Robin Beaman, a marine geologist at James Cook University in Queensland state, said the search area was hundreds of miles south of the South East Indian Ridge, a region mapped out almost two decades ago by U.S. survey teams. He said nobody had a clear idea of the geography of the ocean floor anywhere south of that zone.
Iain Parnum, a scientist at Curtin University in Western Australia, said a surprising amount of Australia’s remote southern territorial waters had never been surveyed. Ocean maps have largely been extrapolations based on sonar readings from vessels engaged in Antarctic research, and crude data from satellites capable of estimating seafloor depth.
Mr. Parnum said Australian researchers often joked that contemporary maps of the region seemed to rely on survey data from the voyages of Captain Matthew Flinders, who used heavy lead weights tied to long ropes to measure parts of the country’s southern waters in the 18th and 19th centuries.
U.S. involvement, while expected, demonstrates a pinch point for Australia’s ability to contribute to the resource-heavy search.
Ocean floor surveys require a deep-water ship equipped with multibeam sonar capacity to first establish the terrain. The only Australian government vessel capable of doing this was recently decommissioned and sold. A replacement, the RV Investigator, is still undergoing ocean trials.

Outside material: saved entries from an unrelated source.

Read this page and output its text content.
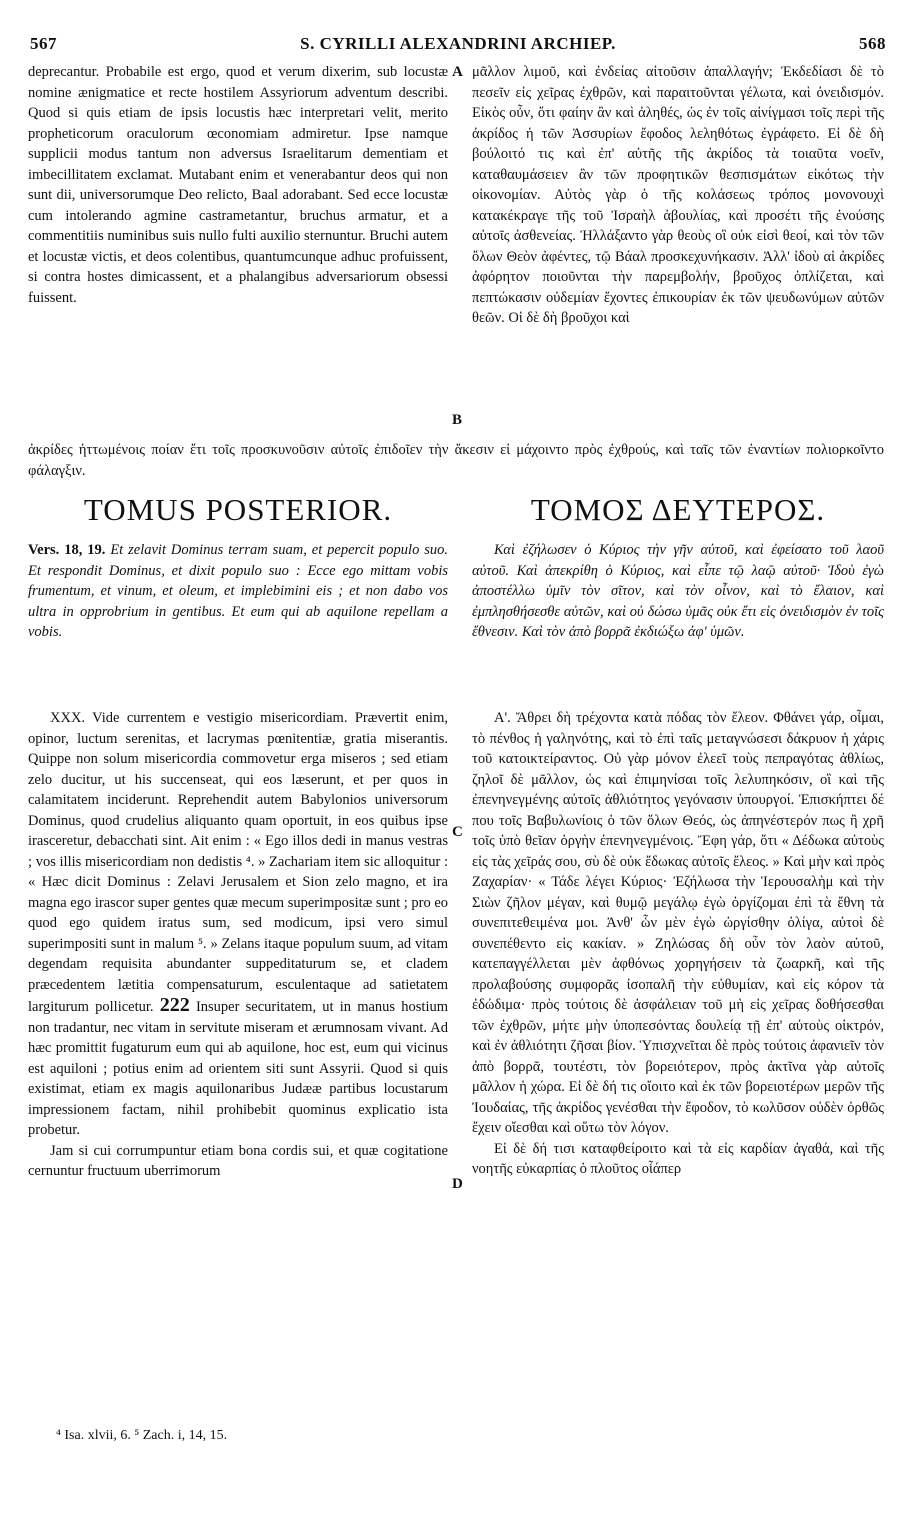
567	S. CYRILLI ALEXANDRINI ARCHIEP.	568

deprecantur. Probabile est ergo, quod et verum dixerim, sub locustæ nomine ænigmatice et recte hostilem Assyriorum adventum describi. Quod si quis etiam de ipsis locustis hæc interpretari velit, merito propheticorum oraculorum œconomiam admiretur. Ipse namque supplicii modus tantum non adversus Israelitarum dementiam et imbecillitatem exclamat. Mutabant enim et venerabantur deos qui non sunt dii, universorumque Deo relicto, Baal adorabant. Sed ecce locustæ cum intolerando agmine castrametantur, bruchus armatur, et a commentitiis numinibus suis nullo fulti auxilio sternuntur. Bruchi autem et locustæ victis, et deos colentibus, quantumcunque adhuc profuissent, si contra hostes dimicassent, et a phalangibus adversariorum obsessi fuissent.

μᾶλλον λιμοῦ, καὶ ἐνδείας αἰτοῦσιν ἀπαλλαγήν; Ἐκδεδίασι δὲ τὸ πεσεῖν εἰς χεῖρας ἐχθρῶν, καὶ παραιτοῦνται γέλωτα, καὶ ὀνειδισμόν. Εἰκὸς οὖν, ὅτι φαίην ἂν καὶ ἀληθές, ὡς ἐν τοῖς αἰνίγμασι τοῖς περὶ τῆς ἀκρίδος ἡ τῶν Ἀσσυρίων ἔφοδος λεληθότως ἐγράφετο. Εἰ δὲ δὴ βούλοιτό τις καὶ ἐπ' αὐτῆς τῆς ἀκρίδος τὰ τοιαῦτα νοεῖν, καταθαυμάσειεν ἂν τῶν προφητικῶν θεσπισμάτων εἰκότως τὴν οἰκονομίαν. Αὐτὸς γὰρ ὁ τῆς κολάσεως τρόπος μονονουχὶ κατακέκραγε τῆς τοῦ Ἰσραὴλ ἀβουλίας, καὶ προσέτι τῆς ἐνούσης αὐτοῖς ἀσθενείας. Ἠλλάξαντο γὰρ θεοὺς οἳ οὐκ εἰσὶ θεοί, καὶ τὸν τῶν ὅλων Θεὸν ἀφέντες, τῷ Βάαλ προσκεχυνήκασιν. Ἀλλ' ἰδοὺ αἱ ἀκρίδες ἀφόρητον ποιοῦνται τὴν παρεμβολήν, βροῦχος ὁπλίζεται, καὶ πεπτώκασιν οὐδεμίαν ἔχοντες ἐπικουρίαν ἐκ τῶν ψευδωνύμων αὐτῶν θεῶν. Οἱ δὲ δὴ βροῦχοι καὶ

A
B
ἀκρίδες ἡττωμένοις ποίαν ἔτι τοῖς προσκυνοῦσιν αὐτοῖς ἐπιδοῖεν τὴν ἄκεσιν εἰ μάχοιντο πρὸς ἐχθρούς, καὶ ταῖς τῶν ἐναντίων πολιορκοῖντο φάλαγξιν.
TOMUS POSTERIOR.	ΤΟΜΟΣ ΔΕΥΤΕΡΟΣ.

Vers. 18, 19. Et zelavit Dominus terram suam, et pepercit populo suo. Et respondit Dominus, et dixit populo suo : Ecce ego mittam vobis frumentum, et vinum, et oleum, et implebimini eis ; et non dabo vos ultra in opprobrium in gentibus. Et eum qui ab aquilone repellam a vobis.

Καὶ ἐζήλωσεν ὁ Κύριος τὴν γῆν αὐτοῦ, καὶ ἐφείσατο τοῦ λαοῦ αὐτοῦ. Καὶ ἀπεκρίθη ὁ Κύριος, καὶ εἶπε τῷ λαῷ αὐτοῦ· Ἰδοὺ ἐγὼ ἀποστέλλω ὑμῖν τὸν σῖτον, καὶ τὸν οἶνον, καὶ τὸ ἔλαιον, καὶ ἐμπλησθήσεσθε αὐτῶν, καὶ οὐ δώσω ὑμᾶς οὐκ ἔτι εἰς ὀνειδισμὸν ἐν τοῖς ἔθνεσιν. Καὶ τὸν ἀπὸ βορρᾶ ἐκδιώξω ἀφ' ὑμῶν.

XXX. Vide currentem e vestigio misericordiam. Prævertit enim, opinor, luctum serenitas, et lacrymas pœnitentiæ, gratia miserantis. Quippe non solum misericordia commovetur erga miseros ; sed etiam zelo ducitur, ut his succenseat, qui eos læserunt, et per quos in calamitatem inciderunt. Reprehendit autem Babylonios universorum Dominus, quod crudelius aliquanto quam oportuit, in eos quibus ipse irasceretur, debacchati sint. Ait enim : « Ego illos dedi in manus vestras ; vos illis misericordiam non dedistis ⁴. » Zachariam item sic alloquitur : « Hæc dicit Dominus : Zelavi Jerusalem et Sion zelo magno, et ira magna ego irascor super gentes quæ mecum superimpositæ sunt ; pro eo quod ego quidem iratus sum, sed modicum, ipsi vero simul superimpositi sunt in malum ⁵. » Zelans itaque populum suum, ad vitam degendam requisita abundanter suppeditaturum se, et cladem præcedentem lætitia compensaturum, esculentaque ad satietatem largiturum pollicetur. 222 Insuper securitatem, ut in manus hostium non tradantur, nec vitam in servitute miseram et ærumnosam vivant. Ad hæc promittit fugaturum eum qui ab aquilone, hoc est, eum qui vicinus est aquiloni ; potius enim ad orientem siti sunt Assyrii. Quod si quis existimat, etiam ex magis aquilonaribus Judææ partibus locustarum impressionem factam, nihil prohibebit quominus explicatio ista probetur.

Jam si cui corrumpuntur etiam bona cordis sui, et quæ cogitatione cernuntur fructuum uberrimorum

Α'. Ἄθρει δὴ τρέχοντα κατὰ πόδας τὸν ἔλεον. Φθάνει γάρ, οἶμαι, τὸ πένθος ἡ γαληνότης, καὶ τὸ ἐπὶ ταῖς μεταγνώσεσι δάκρυον ἡ χάρις τοῦ κατοικτείραντος. Οὐ γὰρ μόνον ἐλεεῖ τοὺς πεπραγότας ἀθλίως, ζηλοῖ δὲ μᾶλλον, ὡς καὶ ἐπιμηνίσαι τοῖς λελυπηκόσιν, οἳ καὶ τῆς ἐπενηνεγμένης αὐτοῖς ἀθλιότητος γεγόνασιν ὑπουργοί. Ἐπισκήπτει δέ που τοῖς Βαβυλωνίοις ὁ τῶν ὅλων Θεός, ὡς ἀπηνέστερόν πως ἢ χρῆ τοῖς ὑπὸ θεῖαν ὀργὴν ἐπενηνεγμένοις. Ἔφη γάρ, ὅτι « Δέδωκα αὐτοὺς εἰς τὰς χεῖράς σου, σὺ δὲ οὐκ ἔδωκας αὐτοῖς ἔλεος. » Καὶ μὴν καὶ πρὸς Ζαχαρίαν· « Τάδε λέγει Κύριος· Ἐζήλωσα τὴν Ἱερουσαλὴμ καὶ τὴν Σιὼν ζῆλον μέγαν, καὶ θυμῷ μεγάλῳ ἐγὼ ὀργίζομαι ἐπὶ τὰ ἔθνη τὰ συνεπιτεθειμένα μοι. Ἀνθ' ὧν μὲν ἐγὼ ὠργίσθην ὀλίγα, αὐτοὶ δὲ συνεπέθεντο εἰς κακίαν. » Ζηλώσας δὴ οὖν τὸν λαὸν αὐτοῦ, κατεπαγγέλλεται μὲν ἀφθόνως χορηγήσειν τὰ ζωαρκῆ, καὶ τῆς προλαβούσης συμφορᾶς ἰσοπαλῆ τὴν εὐθυμίαν, καὶ εἰς κόρον τὰ ἐδώδιμα· πρὸς τούτοις δὲ ἀσφάλειαν τοῦ μὴ εἰς χεῖρας δοθήσεσθαι τῶν ἐχθρῶν, μήτε μὴν ὑποπεσόντας δουλείᾳ τῇ ἐπ' αὐτοὺς οἰκτρόν, καὶ ἐν ἀθλιότητι ζῆσαι βίον. Ὑπισχνεῖται δὲ πρὸς τούτοις ἀφανιεῖν τὸν ἀπὸ βορρᾶ, τουτέστι, τὸν βορειότερον, πρὸς ἀκτῖνα γὰρ αὐτοῖς μᾶλλον ἡ χώρα. Εἰ δὲ δή τις οἴοιτο καὶ ἐκ τῶν βορειοτέρων μερῶν τῆς Ἰουδαίας, τῆς ἀκρίδος γενέσθαι τὴν ἔφοδον, τὸ κωλῦσον οὐδὲν ὀρθῶς ἔχειν οἴεσθαι καὶ οὕτω τὸν λόγον.

Εἰ δὲ δή τισι καταφθείροιτο καὶ τὰ εἰς καρδίαν ἀγαθά, καὶ τῆς νοητῆς εὐκαρπίας ὁ πλοῦτος οἷάπερ

C
D
⁴ Isa. xlvii, 6. ⁵ Zach. i, 14, 15.
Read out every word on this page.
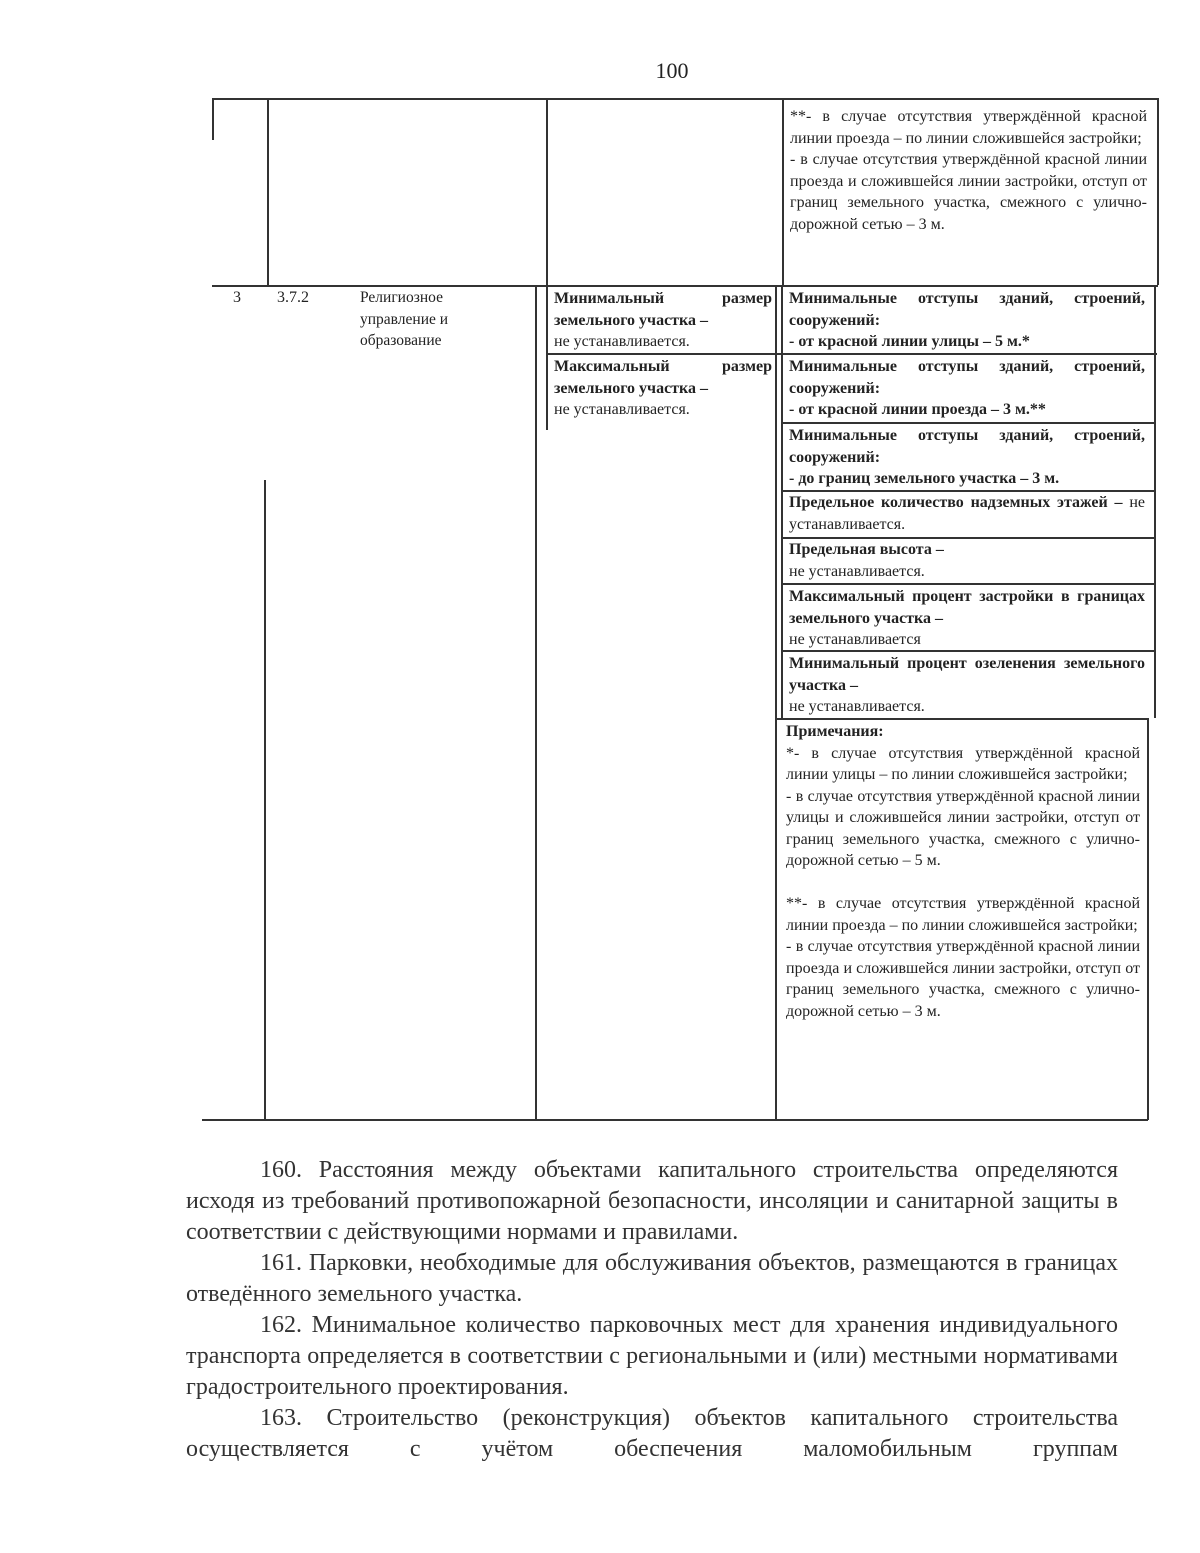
100

**- в случае отсутствия утверждённой красной линии проезда – по линии сложившейся застройки;

- в случае отсутствия утверждённой красной линии проезда и сложившейся линии застройки, отступ от границ земельного участка, смежного с улично-дорожной сетью – 3 м.

3 3.7.2	Религиозное управление и образование

Минимальный размер земельного участка –

не устанавливается.

Максимальный размер земельного участка –

не устанавливается.

Минимальные отступы зданий, строений, сооружений:

- от красной линии улицы – 5 м.*

Минимальные отступы зданий, строений, сооружений:

- от красной линии проезда – 3 м.**

Минимальные отступы зданий, строений, сооружений:

- до границ земельного участка – 3 м.

Предельное количество надземных этажей – не устанавливается.

Предельная высота –

не устанавливается.

Максимальный процент застройки в границах земельного участка –

не устанавливается

Минимальный процент озеленения земельного участка –

не устанавливается.

Примечания:

*- в случае отсутствия утверждённой красной линии улицы – по линии сложившейся застройки;

- в случае отсутствия утверждённой красной линии улицы и сложившейся линии застройки, отступ от границ земельного участка, смежного с улично-дорожной сетью – 5 м.

**- в случае отсутствия утверждённой красной линии проезда – по линии сложившейся застройки;

- в случае отсутствия утверждённой красной линии проезда и сложившейся линии застройки, отступ от границ земельного участка, смежного с улично-дорожной сетью – 3 м.

160. Расстояния между объектами капитального строительства определяются исходя из требований противопожарной безопасности, инсоляции и санитарной защиты в соответствии с действующими нормами и правилами.

161. Парковки, необходимые для обслуживания объектов, размещаются в границах отведённого земельного участка.

162. Минимальное количество парковочных мест для хранения индивидуального транспорта определяется в соответствии с региональными и (или) местными нормативами градостроительного проектирования.

163. Строительство (реконструкция) объектов капитального строительства осуществляется с учётом обеспечения маломобильным группам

Australia could hire private contractors to help do the job, but that is costly. Adam Hamilton, a business manager in Perth for Fugro NV, a Netherlands-based marine surveying company, said hiring commercial survey vessels used in the offshore oil-and-gas industry could cost between 75,000 Australian dollars (US$68,000) and A$160,000 a day.
Mapping the area to help search for wreckage is likely to take weeks or even months, which means using private companies could easily clock up a multimillion-dollar bill.
Government survey vessels from Malaysia or Singapore could be used, but they are frequently tied up with oil-and-gas activities and could take more than 10 days to reach the search area, Mr. Hamilton said.